El 11 de marzo de 2026, Deportes Tolima aseguró su lugar en la fase de grupos de la Copa Libertadores al vencer 2-0 a O’Higgins de Chile en el estadio Manuel Murillo Toro, ubicado en Ibagué. Con goles de Junior Hernández en el minuto 38 y Juan Pablo “Tatay” Torres en el 87, el equipo dirigido por Lucas González no solo celebró su triunfo, sino que también se llevó un premio de 600.000 dólares, lo que les permitirá competir contra los mejores clubes de Sudamérica.

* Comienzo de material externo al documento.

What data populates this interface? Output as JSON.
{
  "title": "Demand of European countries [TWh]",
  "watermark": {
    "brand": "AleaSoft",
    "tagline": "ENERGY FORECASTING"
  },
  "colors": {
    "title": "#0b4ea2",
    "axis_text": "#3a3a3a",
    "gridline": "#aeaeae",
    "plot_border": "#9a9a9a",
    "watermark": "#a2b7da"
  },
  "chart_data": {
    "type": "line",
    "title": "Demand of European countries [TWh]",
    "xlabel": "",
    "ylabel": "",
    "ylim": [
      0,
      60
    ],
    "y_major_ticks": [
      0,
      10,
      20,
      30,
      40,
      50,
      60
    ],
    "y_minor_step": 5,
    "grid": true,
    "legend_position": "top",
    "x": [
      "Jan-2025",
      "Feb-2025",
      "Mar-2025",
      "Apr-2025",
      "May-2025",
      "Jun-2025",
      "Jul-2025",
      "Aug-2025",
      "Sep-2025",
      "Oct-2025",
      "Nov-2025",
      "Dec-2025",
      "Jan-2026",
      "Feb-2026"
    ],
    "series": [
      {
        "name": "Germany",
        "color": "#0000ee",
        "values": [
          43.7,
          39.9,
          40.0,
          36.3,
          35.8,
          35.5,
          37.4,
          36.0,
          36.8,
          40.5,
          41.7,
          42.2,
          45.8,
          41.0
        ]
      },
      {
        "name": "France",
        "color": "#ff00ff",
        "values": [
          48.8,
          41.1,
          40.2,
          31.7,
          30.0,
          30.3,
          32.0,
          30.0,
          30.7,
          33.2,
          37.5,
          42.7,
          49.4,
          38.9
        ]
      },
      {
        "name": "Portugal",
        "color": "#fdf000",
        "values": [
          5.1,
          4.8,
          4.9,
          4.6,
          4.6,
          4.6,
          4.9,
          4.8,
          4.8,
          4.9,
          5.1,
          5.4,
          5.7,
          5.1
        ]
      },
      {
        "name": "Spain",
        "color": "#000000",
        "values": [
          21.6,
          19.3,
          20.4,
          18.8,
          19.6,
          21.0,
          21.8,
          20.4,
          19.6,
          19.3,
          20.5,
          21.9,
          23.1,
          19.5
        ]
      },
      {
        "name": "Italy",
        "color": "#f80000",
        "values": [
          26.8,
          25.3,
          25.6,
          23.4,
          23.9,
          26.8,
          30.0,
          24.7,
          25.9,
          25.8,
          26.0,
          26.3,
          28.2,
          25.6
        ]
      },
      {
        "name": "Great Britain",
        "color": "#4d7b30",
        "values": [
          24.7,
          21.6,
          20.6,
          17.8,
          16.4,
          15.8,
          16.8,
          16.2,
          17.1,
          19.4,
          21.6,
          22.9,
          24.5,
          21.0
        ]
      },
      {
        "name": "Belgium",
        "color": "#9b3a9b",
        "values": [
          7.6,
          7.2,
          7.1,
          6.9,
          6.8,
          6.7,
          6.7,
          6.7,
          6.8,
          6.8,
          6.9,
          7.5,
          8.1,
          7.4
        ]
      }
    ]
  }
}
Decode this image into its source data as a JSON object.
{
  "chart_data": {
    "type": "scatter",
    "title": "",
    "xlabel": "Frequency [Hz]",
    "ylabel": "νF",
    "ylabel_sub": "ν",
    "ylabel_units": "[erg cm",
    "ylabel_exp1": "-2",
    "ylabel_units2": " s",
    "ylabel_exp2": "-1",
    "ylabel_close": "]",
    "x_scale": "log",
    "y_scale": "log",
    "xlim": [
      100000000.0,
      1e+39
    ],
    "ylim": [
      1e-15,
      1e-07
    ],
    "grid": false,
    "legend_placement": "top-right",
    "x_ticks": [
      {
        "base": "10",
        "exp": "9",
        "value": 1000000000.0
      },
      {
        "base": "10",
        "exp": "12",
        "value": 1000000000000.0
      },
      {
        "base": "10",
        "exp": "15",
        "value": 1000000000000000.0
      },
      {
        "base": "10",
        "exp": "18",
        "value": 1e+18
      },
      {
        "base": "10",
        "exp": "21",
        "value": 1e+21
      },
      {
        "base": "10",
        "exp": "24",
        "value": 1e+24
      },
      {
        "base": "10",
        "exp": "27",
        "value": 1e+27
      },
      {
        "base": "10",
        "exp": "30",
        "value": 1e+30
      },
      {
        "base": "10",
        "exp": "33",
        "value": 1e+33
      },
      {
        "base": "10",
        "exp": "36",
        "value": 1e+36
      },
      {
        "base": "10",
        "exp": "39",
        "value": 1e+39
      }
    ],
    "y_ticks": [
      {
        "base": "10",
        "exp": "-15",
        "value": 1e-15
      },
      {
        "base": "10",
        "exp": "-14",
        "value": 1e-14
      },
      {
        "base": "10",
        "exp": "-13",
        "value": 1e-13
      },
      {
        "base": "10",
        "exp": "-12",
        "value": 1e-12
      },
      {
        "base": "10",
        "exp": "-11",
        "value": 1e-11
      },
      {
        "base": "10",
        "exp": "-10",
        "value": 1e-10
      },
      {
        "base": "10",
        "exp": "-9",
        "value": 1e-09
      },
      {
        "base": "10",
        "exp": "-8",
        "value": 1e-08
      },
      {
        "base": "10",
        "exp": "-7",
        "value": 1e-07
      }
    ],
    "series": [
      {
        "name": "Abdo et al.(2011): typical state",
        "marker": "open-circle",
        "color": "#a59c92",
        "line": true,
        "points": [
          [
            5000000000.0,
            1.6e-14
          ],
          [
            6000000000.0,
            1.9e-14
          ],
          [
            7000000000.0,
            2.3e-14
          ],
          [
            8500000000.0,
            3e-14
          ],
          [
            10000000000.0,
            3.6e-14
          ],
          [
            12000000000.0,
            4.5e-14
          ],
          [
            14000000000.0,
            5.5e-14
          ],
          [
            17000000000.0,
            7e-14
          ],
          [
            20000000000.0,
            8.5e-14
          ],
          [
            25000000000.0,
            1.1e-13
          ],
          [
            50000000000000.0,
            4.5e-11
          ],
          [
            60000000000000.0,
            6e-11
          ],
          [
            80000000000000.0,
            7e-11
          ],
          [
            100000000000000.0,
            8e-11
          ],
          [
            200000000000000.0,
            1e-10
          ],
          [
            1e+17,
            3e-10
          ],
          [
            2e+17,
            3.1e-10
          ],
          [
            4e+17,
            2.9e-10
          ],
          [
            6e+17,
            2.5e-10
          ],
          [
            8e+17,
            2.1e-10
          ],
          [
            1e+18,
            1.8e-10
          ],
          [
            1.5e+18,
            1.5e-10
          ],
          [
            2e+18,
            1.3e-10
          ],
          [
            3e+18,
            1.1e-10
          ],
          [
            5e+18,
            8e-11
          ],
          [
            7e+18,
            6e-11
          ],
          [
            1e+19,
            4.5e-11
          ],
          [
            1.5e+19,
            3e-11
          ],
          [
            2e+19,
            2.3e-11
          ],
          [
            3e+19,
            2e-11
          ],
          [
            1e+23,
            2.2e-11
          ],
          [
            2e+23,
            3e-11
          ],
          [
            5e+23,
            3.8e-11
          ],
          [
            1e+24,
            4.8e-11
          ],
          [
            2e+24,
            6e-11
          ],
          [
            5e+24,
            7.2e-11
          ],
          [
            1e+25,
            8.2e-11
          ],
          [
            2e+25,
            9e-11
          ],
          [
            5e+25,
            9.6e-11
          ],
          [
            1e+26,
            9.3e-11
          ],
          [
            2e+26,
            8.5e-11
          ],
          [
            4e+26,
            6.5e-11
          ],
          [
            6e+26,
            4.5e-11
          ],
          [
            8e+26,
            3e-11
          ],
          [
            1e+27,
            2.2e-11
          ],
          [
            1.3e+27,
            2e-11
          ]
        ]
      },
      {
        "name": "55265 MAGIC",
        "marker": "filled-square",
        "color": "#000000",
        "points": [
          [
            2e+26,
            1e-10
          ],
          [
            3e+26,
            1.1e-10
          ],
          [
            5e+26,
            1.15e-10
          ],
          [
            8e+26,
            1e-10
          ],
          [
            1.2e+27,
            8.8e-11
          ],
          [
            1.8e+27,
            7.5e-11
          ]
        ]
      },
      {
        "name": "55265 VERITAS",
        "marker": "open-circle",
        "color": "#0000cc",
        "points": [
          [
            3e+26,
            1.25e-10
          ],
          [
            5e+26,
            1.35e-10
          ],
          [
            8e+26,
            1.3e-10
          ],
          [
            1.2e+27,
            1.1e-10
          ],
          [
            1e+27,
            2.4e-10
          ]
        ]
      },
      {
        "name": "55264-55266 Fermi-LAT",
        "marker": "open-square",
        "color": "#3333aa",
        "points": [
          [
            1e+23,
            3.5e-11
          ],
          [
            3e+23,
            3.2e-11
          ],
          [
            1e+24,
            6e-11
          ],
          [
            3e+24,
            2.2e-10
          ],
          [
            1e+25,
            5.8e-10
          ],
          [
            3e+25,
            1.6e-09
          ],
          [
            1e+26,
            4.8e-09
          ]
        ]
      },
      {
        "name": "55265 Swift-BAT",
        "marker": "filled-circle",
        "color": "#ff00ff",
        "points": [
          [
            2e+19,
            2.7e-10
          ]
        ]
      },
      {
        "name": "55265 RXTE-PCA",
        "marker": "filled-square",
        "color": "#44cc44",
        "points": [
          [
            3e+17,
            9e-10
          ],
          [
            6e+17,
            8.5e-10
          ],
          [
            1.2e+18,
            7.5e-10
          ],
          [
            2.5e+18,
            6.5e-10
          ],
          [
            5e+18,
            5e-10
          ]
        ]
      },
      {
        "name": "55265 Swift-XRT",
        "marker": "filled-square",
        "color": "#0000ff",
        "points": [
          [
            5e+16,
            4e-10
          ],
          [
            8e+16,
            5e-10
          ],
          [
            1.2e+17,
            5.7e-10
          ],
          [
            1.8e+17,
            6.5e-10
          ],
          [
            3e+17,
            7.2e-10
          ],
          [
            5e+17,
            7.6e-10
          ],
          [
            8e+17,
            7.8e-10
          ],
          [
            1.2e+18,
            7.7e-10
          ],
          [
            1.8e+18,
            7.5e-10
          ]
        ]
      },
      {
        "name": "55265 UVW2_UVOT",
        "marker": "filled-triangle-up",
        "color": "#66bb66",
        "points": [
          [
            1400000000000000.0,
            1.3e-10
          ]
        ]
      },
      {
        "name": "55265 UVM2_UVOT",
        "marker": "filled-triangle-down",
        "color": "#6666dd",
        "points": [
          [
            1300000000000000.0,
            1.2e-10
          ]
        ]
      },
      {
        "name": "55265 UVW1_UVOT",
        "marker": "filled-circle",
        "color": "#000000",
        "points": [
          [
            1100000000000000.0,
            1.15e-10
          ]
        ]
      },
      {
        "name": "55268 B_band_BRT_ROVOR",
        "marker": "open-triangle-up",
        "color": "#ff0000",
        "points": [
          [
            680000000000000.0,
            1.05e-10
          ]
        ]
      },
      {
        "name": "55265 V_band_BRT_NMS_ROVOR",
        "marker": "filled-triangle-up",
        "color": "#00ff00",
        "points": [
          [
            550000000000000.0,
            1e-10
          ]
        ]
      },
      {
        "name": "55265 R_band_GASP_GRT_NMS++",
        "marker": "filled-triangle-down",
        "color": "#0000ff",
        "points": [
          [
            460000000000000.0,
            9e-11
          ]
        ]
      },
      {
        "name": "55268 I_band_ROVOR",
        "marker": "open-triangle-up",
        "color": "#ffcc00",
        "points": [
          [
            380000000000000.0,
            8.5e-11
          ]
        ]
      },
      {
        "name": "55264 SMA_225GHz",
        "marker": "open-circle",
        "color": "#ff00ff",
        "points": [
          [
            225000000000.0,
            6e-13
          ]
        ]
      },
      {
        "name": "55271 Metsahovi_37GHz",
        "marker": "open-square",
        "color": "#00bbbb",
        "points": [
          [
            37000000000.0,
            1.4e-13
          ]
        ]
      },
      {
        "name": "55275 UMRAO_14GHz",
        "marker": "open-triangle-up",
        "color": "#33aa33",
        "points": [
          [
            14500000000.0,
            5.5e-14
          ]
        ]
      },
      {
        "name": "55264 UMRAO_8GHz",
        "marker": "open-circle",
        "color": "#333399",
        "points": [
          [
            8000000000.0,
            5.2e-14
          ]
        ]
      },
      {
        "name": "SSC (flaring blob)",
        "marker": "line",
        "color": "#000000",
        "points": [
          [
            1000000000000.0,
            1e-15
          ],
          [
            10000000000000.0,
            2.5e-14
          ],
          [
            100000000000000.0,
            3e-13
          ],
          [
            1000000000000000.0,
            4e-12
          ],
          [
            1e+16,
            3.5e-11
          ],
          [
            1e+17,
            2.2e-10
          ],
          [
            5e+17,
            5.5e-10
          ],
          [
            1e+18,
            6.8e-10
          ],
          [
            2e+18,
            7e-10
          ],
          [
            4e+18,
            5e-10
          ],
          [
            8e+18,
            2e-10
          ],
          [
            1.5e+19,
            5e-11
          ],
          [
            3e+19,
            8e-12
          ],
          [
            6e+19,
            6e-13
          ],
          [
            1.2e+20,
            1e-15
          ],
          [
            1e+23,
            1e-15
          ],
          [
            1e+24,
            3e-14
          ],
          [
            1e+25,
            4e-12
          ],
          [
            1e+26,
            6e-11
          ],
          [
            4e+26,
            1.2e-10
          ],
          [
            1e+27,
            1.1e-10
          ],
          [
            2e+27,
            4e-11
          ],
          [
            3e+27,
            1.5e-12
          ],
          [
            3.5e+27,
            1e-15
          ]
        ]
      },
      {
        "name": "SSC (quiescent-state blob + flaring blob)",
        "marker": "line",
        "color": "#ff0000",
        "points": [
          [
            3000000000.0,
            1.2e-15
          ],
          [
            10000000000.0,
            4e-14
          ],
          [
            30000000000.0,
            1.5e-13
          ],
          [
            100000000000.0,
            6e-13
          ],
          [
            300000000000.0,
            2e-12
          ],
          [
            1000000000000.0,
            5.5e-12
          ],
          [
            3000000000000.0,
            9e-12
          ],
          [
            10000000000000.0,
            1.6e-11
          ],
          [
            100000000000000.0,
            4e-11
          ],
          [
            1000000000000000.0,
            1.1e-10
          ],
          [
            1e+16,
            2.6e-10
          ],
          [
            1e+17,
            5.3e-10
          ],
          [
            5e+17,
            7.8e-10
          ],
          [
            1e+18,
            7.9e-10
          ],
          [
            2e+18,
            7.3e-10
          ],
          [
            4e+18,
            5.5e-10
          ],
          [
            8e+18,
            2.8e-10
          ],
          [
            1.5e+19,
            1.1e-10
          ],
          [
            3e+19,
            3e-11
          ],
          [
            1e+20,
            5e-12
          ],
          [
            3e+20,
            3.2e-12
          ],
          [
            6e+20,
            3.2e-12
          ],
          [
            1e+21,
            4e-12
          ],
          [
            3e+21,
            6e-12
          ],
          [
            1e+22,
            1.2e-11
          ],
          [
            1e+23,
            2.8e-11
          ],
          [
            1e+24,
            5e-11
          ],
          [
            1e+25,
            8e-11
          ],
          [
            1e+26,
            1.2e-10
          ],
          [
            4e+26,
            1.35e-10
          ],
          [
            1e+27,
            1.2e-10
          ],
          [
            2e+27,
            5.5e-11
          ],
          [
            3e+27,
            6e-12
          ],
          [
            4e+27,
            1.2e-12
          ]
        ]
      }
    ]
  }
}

Sin embargo, la celebración del equipo colombiano se vio interrumpida por un violento altercado que se desató en el campo tras el pitido final. Los jugadores de O’Higgins, visiblemente molestos, confrontaron a sus rivales, quienes se encontraban festejando su clasificación. Este enfrentamiento generó un tumulto que complicó la situación en el terreno de juego, donde el volante de Tolima, Sebastián Guzmán, intentó mediar y alejar a sus compañeros del conflicto.

La tensión aumentó cuando el entrenador del Deportes Tolima, Lucas González, fue rodeado y agredido por un miembro del cuerpo técnico chileno, quien le propinó un puñetazo en el estómago. Este incidente, que se hizo viral a través de redes sociales, llevó a la expulsión de González y podría repercutir negativamente en el inicio de la campaña internacional del club colombiano, ya que se perderá el primer partido en la fase de grupos. La situación fue monitoreada de cerca por el árbitro, quien emitirá un informe sobre las sanciones a aplicar tras este lamentable episodio en el fútbol.